Я напомнил Лене, как осенью сорок первого наши семьи уезжали в эвакуацию. Тогда Ленка была тоненькая, гибкая, смешливая, это она потом внезапно растолстела, забасила. Наш состав остановился как раз напротив бабкиного дома, и моя мать, выпрыгнув из теплушки, помчалась через сад. Она вернулась с бабушкой и сундуком, и в вагоне с нарами сразу стало уютнее. В селе Долматово Курганской области моя мать и ее подруга — мать Лены — определились в колхозники, мы имели скупой, но достаточный по тем временам харч. А те, кто твердил, что война скоро кончится, и жил на привезенные с собой тряпки, вскоре почувствовал всю суровость уральской зимы.
— А помнишь, как дезертир спалил сельсовет и бабы бежали за ним по снегу с вилами? — спросила Лена.
Я рассказал, как поймали и судили дезертира — из кулаков был он, мстил Советской власти.
Та далекая морозная зима была радостной: немцев разбили под Москвой, погнали прочь, мы могли вернуться в свой двор.
Из тамбура вошел слепой с аккордеоном. Громко пропел, аккомпанируя себе, песню о девушке, которая провожала на позицию бойца. В протянутую кепку посыпалась мелочь. Ребята приутихли, разглядывая шедшего по проходу исполнителя. Война для него не кончилась. Он будет повторять песню в каждом вагоне, пересаживаясь с поезда на поезд.
И замелькали знакомые, радостные станции, где мы снимали дачи до войны: Тарасовская, Клязьма, Мамонтовская. Какая же разноцветная была у нас жизнь — с майскими жуками на цветущих кустах шиповника, притягательной силой спелой чужой малины, юркими головастиками в прозрачной воде. Вот и Акулова гора, у которой Маяковский повстречался с солнцем, и холоднющая родниковая Уча, и необъятная пойма луга. Приехали: Пушкино!
Прошли несколько дачных улиц и сразу — к нашей поляне, окруженной серебристыми в лунном свете соснами. Оттуда летела знакомая мелодия, задушевный голос Клавдии Шульженко:
Нас приветствовали знакомые. Семейство Гусевых — одиннадцать человек братьев и сестер во главе с длинной Наташкой.

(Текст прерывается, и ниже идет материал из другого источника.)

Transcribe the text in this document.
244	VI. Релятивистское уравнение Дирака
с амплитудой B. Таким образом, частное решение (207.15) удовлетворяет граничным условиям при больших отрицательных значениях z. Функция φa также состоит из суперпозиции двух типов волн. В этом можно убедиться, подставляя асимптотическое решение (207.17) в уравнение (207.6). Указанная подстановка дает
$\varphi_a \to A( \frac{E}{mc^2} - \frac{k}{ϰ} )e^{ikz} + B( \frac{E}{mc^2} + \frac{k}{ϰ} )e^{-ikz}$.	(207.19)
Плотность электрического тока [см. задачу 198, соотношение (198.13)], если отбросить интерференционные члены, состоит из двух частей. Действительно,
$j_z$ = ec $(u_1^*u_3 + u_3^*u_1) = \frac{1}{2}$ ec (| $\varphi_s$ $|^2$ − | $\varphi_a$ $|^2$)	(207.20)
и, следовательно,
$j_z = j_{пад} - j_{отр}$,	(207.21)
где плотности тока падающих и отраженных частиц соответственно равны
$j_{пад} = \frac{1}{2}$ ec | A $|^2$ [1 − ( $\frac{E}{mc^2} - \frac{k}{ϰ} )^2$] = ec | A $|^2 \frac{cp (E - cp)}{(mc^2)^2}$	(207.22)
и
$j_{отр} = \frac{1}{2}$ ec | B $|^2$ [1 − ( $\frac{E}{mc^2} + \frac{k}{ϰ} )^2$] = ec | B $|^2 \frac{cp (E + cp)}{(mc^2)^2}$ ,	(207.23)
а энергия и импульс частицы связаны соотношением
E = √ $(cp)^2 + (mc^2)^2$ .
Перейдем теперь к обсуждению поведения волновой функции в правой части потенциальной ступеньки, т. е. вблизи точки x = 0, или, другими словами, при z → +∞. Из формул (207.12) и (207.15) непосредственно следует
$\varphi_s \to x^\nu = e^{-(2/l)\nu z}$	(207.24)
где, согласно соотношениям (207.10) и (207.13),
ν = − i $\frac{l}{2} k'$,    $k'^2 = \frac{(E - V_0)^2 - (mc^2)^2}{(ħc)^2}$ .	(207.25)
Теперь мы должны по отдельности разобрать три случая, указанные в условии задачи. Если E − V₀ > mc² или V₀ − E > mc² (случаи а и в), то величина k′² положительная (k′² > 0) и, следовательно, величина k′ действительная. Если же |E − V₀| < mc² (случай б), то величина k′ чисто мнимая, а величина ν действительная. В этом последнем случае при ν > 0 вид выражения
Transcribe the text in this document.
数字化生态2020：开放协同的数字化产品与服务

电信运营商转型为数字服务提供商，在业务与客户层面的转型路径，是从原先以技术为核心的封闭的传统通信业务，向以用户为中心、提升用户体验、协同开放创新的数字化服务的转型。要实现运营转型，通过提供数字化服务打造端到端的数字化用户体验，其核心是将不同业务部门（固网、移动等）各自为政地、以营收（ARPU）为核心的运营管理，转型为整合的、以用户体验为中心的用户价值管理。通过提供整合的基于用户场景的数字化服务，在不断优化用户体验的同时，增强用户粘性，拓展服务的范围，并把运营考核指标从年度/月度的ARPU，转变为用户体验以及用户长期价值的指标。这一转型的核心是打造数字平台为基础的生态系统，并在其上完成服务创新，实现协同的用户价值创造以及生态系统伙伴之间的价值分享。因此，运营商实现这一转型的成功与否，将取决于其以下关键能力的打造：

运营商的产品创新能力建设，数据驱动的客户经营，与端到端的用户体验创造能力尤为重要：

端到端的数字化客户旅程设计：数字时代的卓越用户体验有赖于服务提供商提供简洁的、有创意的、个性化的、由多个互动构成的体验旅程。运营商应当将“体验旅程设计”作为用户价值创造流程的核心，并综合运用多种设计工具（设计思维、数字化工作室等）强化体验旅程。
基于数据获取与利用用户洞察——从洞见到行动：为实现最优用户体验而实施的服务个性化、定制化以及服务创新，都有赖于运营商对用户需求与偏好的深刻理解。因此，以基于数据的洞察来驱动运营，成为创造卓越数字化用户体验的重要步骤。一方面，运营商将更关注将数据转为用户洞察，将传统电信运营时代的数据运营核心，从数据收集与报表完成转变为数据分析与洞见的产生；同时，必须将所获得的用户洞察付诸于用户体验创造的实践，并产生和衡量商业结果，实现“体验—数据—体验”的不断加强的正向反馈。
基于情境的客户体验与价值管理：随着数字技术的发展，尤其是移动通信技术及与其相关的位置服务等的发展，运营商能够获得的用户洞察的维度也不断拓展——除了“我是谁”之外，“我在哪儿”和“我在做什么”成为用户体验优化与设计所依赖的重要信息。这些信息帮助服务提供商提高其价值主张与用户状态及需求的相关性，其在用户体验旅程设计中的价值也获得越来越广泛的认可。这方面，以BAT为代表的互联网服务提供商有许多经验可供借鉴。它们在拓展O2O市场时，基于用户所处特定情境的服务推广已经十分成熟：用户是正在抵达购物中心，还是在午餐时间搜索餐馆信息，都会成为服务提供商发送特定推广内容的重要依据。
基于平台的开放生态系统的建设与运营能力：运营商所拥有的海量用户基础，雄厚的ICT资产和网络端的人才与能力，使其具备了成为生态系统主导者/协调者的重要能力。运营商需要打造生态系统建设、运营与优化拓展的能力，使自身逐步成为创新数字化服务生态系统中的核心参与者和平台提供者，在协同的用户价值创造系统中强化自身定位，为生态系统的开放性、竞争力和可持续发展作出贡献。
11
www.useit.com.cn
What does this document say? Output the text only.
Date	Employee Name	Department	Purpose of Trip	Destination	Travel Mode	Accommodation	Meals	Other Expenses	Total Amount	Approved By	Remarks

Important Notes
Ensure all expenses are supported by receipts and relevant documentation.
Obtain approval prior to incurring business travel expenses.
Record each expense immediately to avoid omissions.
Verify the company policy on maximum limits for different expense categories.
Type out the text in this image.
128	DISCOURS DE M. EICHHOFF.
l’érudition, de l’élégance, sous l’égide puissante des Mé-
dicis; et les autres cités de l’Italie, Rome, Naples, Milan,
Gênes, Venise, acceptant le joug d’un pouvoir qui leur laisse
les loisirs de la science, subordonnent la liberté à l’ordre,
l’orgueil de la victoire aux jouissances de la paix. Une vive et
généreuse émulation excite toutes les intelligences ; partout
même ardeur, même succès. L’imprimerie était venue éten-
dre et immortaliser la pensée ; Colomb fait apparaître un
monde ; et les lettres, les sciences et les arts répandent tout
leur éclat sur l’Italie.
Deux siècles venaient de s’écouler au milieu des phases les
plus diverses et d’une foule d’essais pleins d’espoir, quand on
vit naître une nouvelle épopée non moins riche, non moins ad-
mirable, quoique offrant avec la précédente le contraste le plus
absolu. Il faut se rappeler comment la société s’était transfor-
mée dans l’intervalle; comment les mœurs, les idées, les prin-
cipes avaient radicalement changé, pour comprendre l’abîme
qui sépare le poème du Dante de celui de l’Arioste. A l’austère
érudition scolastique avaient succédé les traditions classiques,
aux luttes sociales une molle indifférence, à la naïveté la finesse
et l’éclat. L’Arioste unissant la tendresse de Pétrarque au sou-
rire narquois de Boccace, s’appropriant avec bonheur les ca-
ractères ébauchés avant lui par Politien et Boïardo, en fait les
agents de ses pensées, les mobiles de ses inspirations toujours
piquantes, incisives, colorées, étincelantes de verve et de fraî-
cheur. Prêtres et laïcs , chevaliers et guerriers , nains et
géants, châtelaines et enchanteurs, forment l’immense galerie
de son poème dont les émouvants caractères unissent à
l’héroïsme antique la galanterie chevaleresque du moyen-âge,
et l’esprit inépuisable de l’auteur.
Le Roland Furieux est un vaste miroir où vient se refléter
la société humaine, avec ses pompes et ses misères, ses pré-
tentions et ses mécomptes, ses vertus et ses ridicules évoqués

Светка и Виталий Еремины. Другие дачники.
— Что это? — Ветер указал на незнакомый ему ящик с пластинкой.
— Патефон! Изобретение века!
Я объяснил мальчишке, как крутить ручку, ставить пластинки, менять иглы, доставая их из треугольного пенальчика, и он на весь вечер стал рабом патефона. Ветер сразу оценил всю важность патефона в жизни не одного поколения дачников и поставил его в один ряд с рождением первого парохода, самолета, электролампочки, ракеты. Мы — подростки сорок седьмого — еще не знали как следует музыки Мусоргского, Бетховена, Кальмана, не слышали битлов и Пугачевой, не читали Хемингуэя и Борхеса, но под дребезжание патефона готовились к встрече с ними.
Да, мы жили еще войной. Нас спасли от смертельной опасности такие отчаянные парни, как Саша с «Уралмаша» и одессит Аркадий Дзюбин из фильма «Два бойца».
Фашисты слишком рано представили нас своими рабами, а мы всегда были людьми свободными, людьми нового мира.
Мы выстояли, победили. Но как горьки утраты!
Мягкий, проникающий в душу голос Марка Бернеса разволновал меня, и я почти ничего не замечал вокруг.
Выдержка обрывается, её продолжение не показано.